Librarian Archibald MacLeish appoints a Committee on the Collection of Photographic Materials to formulate a policy governing the acquisition of photographic materials for the Library’s collections. Chaired by David C. Mearns, the Committee concludes that the Library should set up a national photographic collection, study the costs of servicing such a collection, define its nature, and develop classification and cataloging procedures for it.
Librarian’s General Order No. 1179 outlines the work of the new Staff Advisory Committee, which advises the Librarian and other administrative officers of the Library in matters of immediate interest to the staff. The Committee will forward suggestions from Library staff to administrators, study personnel problems and report conclusions, and give, in response to requests from the Library administration, “advisory opinions” on problems affecting personnel and similar matters.
Allen Tate, poet and critic, accepts Librarian Archibald MacLeish’s invitation to become the Library’s Consultant in Poetry. The appointment of Tate, a well-established man of letters, signals the Librarian’s wish to improve the Library’s poetry and literature programs as well as its literary collections.
Lawrence G. Wroth, Librarian of the John Carter Brown Library at Brown University and consultant in the acquisition of rare books for the Library of Congress, writes Librarian Archibald MacLeish that Lessing J. Rosenwald, the distinguished bibliophile, has agreed to give his Blake collection to the Library. The collection is an assemblage of books, plates, proofs, and engravings relating to the works of William Blake, the English poet, painter, and philosopher.
Librarian’s General Order No. 1202 announces a new publication, the Quarterly Journal of Current Acquisitions. Archibald MacLeish hopes that the journal will offer its "principal clients a more appetizing account" of Library holdings.
The Librarian appoints Robert Penn Warren as Consultant in Poetry and editor of the Quarterly Journal of Current Acquisitions.
The Librarian writes Major General Alexander D. Surles to ask if the United States War Department will transfer to the Library of Congress its older recordings of news broadcasts. “We are gradually accumulating in the Library an important collection of documentary recordings and we should regard these recordings of news broadcasts as a very valuable addition to our collection.” The War Department’s Colonel Stanley J. Grogan responds on July 20, 1944, that the Librarian’s suggestion is “an excellent one.”

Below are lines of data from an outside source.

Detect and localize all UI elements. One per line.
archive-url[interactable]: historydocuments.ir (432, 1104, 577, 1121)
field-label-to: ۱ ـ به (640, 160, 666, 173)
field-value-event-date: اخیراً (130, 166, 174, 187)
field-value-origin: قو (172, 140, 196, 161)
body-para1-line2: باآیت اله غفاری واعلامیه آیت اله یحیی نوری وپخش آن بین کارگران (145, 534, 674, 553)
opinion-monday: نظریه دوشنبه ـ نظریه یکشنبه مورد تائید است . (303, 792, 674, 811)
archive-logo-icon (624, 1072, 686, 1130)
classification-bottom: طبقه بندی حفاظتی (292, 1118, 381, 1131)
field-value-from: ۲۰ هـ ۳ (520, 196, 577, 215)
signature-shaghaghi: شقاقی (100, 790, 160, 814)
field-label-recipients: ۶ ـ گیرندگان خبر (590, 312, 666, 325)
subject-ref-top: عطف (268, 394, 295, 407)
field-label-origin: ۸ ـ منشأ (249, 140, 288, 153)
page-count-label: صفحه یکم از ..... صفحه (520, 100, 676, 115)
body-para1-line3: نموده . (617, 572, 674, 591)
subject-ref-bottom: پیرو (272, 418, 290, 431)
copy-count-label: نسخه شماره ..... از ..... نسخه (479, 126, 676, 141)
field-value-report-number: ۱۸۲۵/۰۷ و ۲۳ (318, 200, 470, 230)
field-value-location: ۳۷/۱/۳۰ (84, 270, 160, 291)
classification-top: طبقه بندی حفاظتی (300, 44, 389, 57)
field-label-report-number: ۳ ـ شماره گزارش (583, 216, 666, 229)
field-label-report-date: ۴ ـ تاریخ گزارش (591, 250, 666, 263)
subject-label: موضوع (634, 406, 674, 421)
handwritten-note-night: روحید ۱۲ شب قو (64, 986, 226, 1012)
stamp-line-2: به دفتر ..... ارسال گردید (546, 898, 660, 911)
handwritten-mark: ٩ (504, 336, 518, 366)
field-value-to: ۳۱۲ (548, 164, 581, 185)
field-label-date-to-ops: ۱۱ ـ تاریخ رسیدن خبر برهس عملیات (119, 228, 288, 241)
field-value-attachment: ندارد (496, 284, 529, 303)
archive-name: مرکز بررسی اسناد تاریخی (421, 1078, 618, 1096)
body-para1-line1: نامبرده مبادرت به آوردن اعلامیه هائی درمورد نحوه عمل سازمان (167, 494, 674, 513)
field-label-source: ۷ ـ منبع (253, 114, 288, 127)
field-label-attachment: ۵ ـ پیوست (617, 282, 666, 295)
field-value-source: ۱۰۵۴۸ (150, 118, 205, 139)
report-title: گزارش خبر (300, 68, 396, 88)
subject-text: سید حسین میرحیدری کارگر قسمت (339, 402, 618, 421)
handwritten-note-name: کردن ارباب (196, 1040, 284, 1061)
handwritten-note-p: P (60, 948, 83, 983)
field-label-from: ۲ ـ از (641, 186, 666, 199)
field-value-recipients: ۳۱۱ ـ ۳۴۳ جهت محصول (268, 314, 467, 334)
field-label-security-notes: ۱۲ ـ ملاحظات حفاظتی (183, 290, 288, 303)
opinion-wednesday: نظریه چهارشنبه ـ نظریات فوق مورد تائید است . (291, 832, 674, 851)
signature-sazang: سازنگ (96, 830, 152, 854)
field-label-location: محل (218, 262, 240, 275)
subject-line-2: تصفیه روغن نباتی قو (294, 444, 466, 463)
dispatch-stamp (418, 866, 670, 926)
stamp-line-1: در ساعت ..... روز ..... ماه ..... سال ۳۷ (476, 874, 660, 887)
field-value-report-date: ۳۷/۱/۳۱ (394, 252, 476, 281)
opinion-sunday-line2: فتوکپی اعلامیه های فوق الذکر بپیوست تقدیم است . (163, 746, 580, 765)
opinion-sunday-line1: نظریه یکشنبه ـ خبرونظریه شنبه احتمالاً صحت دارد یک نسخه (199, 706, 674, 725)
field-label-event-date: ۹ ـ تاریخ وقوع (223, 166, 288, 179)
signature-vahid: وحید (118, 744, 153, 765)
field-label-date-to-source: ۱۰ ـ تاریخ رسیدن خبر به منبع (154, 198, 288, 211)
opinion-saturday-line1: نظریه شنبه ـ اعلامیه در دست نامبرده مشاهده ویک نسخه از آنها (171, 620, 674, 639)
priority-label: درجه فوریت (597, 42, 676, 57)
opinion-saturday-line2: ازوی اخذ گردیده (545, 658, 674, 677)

The White House sends Archibald MacLeish a telegram to inform him that President Franklin D. Roosevelt wants the Librarian to move ahead with the appointment of a new Register of Copyrights.
Wearying of his job and wishing to play a more direct and active role in the war, Archibald MacLeish resigns as Librarian of Congress. President Franklin D. Roosevelt immediately appoints him Assistant Secretary of State for Cultural and Public Affairs.
Luther Harris Evans, Chief Assistant Librarian, is appointed Acting Librarian of Congress.